The responsibility of a councilor or supervisor is not only to articulate values; it is to collaboratively develop workable public policy capable of earning both board consensus and voter trust. Leadership means moving difficult projects toward viable solutions. Supervisors oversee, above all else, the operational functionality of government. Ensuring the functionality of public safety infrastructure is an essential part of that role.
I also think it is important to remember that these conversations did not begin yesterday. Discussions around a new jail have been ongoing for roughly two and a half years and have included broad stakeholder engagement, including formerly incarcerated individuals, community advocates, law enforcement, county officials, and Supervisor Fixmer-Oraiz themself.
And while some members of the board may distrust Sheriff Brad Kunkel, the overwhelming majority of Johnson County voters clearly do not. He was reelected with 97 percent of the vote just two years ago. His expertise and perspective carry legitimate public weight. He is not the enemy in this discussion; he is one of the key people responsible for operating the system the county is legally and morally obligated to maintain.
The issue currently before the Board is not: “How do we comprehensively solve the root causes of crime and transform public safety culture in Johnson County?” That is an important conversation, but it is also one humanity has been wrestling with for centuries.
The issue before the Board right now is much narrower and more immediate: our current jail is deeply inadequate and must be replaced. The bond proposal is fundamentally about replacing a building that has become inhumane for both inmates and workers.
Affordable housing, behavioral health services, and prevention absolutely matter. They deserve serious public investment and continued discussion.
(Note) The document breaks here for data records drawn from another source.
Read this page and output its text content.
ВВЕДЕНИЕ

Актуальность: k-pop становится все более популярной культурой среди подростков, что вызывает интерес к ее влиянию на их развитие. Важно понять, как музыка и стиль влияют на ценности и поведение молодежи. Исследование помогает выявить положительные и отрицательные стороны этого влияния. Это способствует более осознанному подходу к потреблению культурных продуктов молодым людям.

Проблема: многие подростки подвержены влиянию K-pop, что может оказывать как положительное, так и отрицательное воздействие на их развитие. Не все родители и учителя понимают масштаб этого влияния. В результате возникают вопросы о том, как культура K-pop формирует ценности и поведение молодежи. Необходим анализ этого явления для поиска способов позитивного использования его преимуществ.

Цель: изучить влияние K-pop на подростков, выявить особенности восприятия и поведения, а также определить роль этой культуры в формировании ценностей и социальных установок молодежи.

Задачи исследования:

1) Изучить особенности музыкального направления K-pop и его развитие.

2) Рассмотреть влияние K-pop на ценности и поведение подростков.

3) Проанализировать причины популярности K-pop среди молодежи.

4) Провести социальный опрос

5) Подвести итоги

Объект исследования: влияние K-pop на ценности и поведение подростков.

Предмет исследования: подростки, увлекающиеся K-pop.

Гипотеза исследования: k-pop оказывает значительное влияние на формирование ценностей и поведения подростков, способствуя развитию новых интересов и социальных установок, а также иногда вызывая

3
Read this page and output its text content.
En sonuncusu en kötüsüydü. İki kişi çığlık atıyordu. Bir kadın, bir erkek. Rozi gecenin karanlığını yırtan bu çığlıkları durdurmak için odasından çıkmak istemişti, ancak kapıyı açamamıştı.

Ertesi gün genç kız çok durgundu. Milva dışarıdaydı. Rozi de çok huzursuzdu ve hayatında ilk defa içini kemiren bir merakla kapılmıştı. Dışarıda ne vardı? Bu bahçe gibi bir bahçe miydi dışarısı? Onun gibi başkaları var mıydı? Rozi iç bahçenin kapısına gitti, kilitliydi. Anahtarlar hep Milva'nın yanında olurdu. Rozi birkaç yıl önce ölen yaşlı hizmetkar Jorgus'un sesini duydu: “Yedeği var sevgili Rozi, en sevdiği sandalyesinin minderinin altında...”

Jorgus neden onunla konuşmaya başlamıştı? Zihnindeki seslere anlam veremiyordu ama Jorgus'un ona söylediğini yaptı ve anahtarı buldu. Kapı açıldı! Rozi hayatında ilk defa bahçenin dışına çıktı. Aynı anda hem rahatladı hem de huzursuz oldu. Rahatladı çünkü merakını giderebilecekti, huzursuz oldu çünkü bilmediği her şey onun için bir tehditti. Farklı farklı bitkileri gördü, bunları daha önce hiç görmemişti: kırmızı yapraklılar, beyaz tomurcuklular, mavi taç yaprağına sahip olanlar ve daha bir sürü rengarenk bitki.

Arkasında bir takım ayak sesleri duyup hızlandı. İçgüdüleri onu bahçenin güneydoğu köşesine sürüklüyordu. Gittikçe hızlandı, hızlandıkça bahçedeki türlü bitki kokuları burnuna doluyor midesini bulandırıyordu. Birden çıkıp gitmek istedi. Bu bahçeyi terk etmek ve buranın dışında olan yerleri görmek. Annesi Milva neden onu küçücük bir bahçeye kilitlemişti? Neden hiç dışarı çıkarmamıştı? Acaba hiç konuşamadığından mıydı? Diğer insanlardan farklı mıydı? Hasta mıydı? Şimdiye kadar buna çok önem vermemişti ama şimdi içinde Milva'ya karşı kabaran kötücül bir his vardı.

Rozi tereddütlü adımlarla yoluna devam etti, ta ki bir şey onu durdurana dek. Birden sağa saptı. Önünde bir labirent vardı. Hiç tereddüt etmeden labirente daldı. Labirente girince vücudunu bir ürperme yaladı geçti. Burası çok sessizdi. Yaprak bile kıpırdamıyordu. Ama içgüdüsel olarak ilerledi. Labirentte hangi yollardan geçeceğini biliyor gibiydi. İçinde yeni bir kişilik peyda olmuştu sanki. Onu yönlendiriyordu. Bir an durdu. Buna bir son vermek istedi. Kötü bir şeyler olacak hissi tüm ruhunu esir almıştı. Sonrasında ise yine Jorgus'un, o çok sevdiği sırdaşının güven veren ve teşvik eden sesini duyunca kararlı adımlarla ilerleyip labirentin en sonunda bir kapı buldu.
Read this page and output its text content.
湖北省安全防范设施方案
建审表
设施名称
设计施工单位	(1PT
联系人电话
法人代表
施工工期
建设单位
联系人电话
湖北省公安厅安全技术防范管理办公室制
But attaching a loosely defined 1:1 housing framework to a jail referendum dramatically changes both the scale and political identity of the proposal. At that point, voters are no longer being asked a focused question about replacing critical infrastructure; they are being asked to weigh in on a sweeping ideological framework for public safety and social policy.

I also worry that some leaders are hearing feedback from a relatively narrow slice of Johnson County. This policy has implications beyond District 4. Johnson County includes communities like Solon, where many residents hold practical, mainstream views about public safety and government responsibility. From my own experience in local government, I can say those perspectives are real and deserve engagement too.
And I think there is a broader political miscalculation happening here: the intense focus on bed count and ideological framing may matter far more inside activist and political circles than it does to many ordinary voters. Most voters are asking a simpler question: does the county have a safe, functional, humane jail facility that can responsibly serve a growing community?
At some point, leadership requires not only identifying problems, but building consensus around realistic solutions the public can actually support.